The story of the mannequin, the baseball bat and the policeman

“What is it with me and cats?” MadFather texted me this afternoon; a rather ominous text to receive from a man who has recently adopted a dog and kind of had a love affair with my childhood cat Aslan.

“What?” I replied.

“Later, quality Dabstory,” he replied.

At nine o’clock my phone rang while MindReader and I were watching House.

“So,” MadFather said.

“So.” I muted the television and put the phone on speaker.

“So I got home from work this afternoon and I saw The Neighbour having a row with a policeman.”

The Neighbour is a well-documented feature in MadFather’s life. The Neighbour lives with his mother, has the head of a mannequin in his bedroom window, and once, having not spoken to MadFather in 20 years, came over and asked if he wanted to buy a rowing machine.


“So, The Neighbour told me that this guy had been going around the outside of my house, you know – looking in the gardens and the bushes. So, The Neighbour went over with a baseball bat to tell him off.”

“Um. Wow. At least you know The Neighbour has your back?”

“Yeah. So this guy tells The Neighbour his cat’s been run over and he’s looking for it. The Neighbour tells him to fuck off and so the guy calls the police. Right? So when I get in the police are giving The Neighbour a telling off for overreacting.

“So I let The Neighbour fill me in, then I go inside and put a pot on.”

(This is MadFather-speak for brewing a pot of tea, also known as, what he does before he does ANYTHING ELSE).

“Then I had a quick look outside in the bushes. No cat. Before I’ve had any cups, the doorbell goes, and it’s the guy, and a woman’s with him. They say they’ve lost their cat so I say I’ll look in the bushes with them. There’s no cat in the bushes. So they go, and I go and tell The Neighbour that there really does seem to be a missing cat, so he doesn’t come after me with his baseball bat.”

“Good move.”

“So I get back to the house, and there’s a grey cat in the garden. No idea where it came from. I was just there. It was obviously injured, so I don’t want to move it. But I didn’t get their number – because I thought they were weird. So I call the police.”

Next to me, MindReader exhaled. “Wait, what?” I said into the phone. “You called the police because you found a cat? Put up a poster!”

“Well… I didn’t want to report the cat. I just knew they could help. I just rang and said I’d found a cat, and I said to them ‘I know you’re thinking you can’t help me, but you can.'”

I smiled. I could imagine the moment entirely.

“I said, ‘the guy whose cat’s missing rang you earlier.’ And they said they couldn’t pass his number on.
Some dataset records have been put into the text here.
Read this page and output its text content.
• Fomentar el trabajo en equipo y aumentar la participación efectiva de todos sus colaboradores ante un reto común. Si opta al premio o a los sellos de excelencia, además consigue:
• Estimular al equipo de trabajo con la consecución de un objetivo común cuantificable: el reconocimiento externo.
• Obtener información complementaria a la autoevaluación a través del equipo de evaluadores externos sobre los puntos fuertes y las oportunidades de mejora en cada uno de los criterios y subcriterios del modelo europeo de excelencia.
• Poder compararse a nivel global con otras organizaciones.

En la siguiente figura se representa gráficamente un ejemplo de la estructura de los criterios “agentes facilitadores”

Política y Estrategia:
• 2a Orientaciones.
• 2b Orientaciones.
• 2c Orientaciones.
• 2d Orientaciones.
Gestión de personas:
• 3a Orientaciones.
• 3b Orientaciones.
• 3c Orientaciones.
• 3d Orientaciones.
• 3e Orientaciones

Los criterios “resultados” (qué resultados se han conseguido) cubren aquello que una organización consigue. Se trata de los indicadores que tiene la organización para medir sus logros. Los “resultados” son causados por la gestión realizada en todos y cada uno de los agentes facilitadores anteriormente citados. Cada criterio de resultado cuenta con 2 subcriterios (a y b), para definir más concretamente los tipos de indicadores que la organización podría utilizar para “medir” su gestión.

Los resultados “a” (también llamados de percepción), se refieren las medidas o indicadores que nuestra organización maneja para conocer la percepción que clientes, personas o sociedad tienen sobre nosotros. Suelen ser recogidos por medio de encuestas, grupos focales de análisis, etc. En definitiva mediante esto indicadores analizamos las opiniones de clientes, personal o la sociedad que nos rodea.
So I said I only wanted them to pass on my number and they did.”

“Right,” I said, taking a sip of my hot chocolate.

“So, the guy turns up with his Mrs but this time he’s like – there’s something wrong with him – he’s staggering. He’s pissed.

“So I show them the cat and he just picks it up. Tried to offer him a box but he didn’t want one – just picked the cat up and it was whinging, almost fell down the hill, thanked me, and left.”


“What is it with me and cats?”

“They love you. They obviously knew to check your house as that’s where all the cats go.”

“That’s true. Dexter was drawn to my healing ways.”


“That’s the cat’s name – Dexter.”

“You do know about Dexter, right?” I said, exchanging a worried glance with MindReader and going to sort the dishwasher.


“It’s a TV show. The protagonist is a serial killer.”

“A what?”

“A serial killer.”

There was a pause. “I’m just going to lock the door now…” MadFather said.